Logical Positivism

Logical positivism (also known as logical empiricism, scientific philosophy, and neo-positivism) is a philosophy that combines empiricism—the idea that observational evidence is indispensable for knowledge—with a version of rationalism incorporating mathematical and logico-linguistic constructs and deductions of epistemology. It may be considered as a type of analytic philosophy.

Logical positivism, in the formal sense, began from discussions of a group known as the First Vienna Circle which gathered during the earliest years of the 20th century in Vienna at the Café Central. After World War I, Hans Hahn, a member of that early group, helped bring Moritz Schlick to Vienna. Schlick's Vienna Circle, along with Hans Reichenbach's Berlin Circle, propagated the new doctrines more widely during the 1920s and early 1930s. It was Otto Neurath's advocacy that made the movement self-conscious and more widely known. A 1929 pamphlet written by Neurath, Hahn, and Rudolf Carnap summarized the doctrines of the Vienna Circle at that time. The doctrines included the opposition to all metaphysics, especially ontology and synthetic a priori propositions; the rejection of metaphysics not as wrong but as having no meaning; a criterion of meaning based on Ludwig Wittgenstein's early work; the idea that all knowledge should be codifiable by a single standard language of science; and above all the project of rational reconstruction, in which ordinary-language concepts were gradually to be replaced by more precise equivalents in that standard language.
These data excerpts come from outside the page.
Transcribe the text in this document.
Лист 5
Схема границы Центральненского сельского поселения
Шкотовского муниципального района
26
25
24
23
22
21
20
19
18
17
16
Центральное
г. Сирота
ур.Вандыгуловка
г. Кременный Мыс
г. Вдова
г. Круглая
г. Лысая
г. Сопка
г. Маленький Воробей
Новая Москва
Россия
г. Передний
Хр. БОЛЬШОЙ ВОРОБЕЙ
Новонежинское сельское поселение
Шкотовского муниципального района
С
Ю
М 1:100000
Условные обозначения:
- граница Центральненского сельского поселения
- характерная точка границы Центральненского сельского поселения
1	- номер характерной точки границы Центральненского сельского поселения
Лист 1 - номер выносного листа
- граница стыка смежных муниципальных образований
During the early 1930s, the Vienna Circle dispersed, mainly because of political upheaval and the deaths of Hahn and Schlick. The most prominent proponents of logical positivism emigrated to the United Kingdom and the United States, where they influenced American philosophy considerably. Until the 1950s, logical positivism was the leading school in the philosophy of science. Ultimately, it failed to solve many of the problems with which it was centrally concerned, and after the Second World War, its doctrines increasingly came under attack by thinkers such as Nelson Goodman, Willard Van Orman Quine, J. L. Austin, Peter Strawson, Hilary Putnam, and Richard Rorty.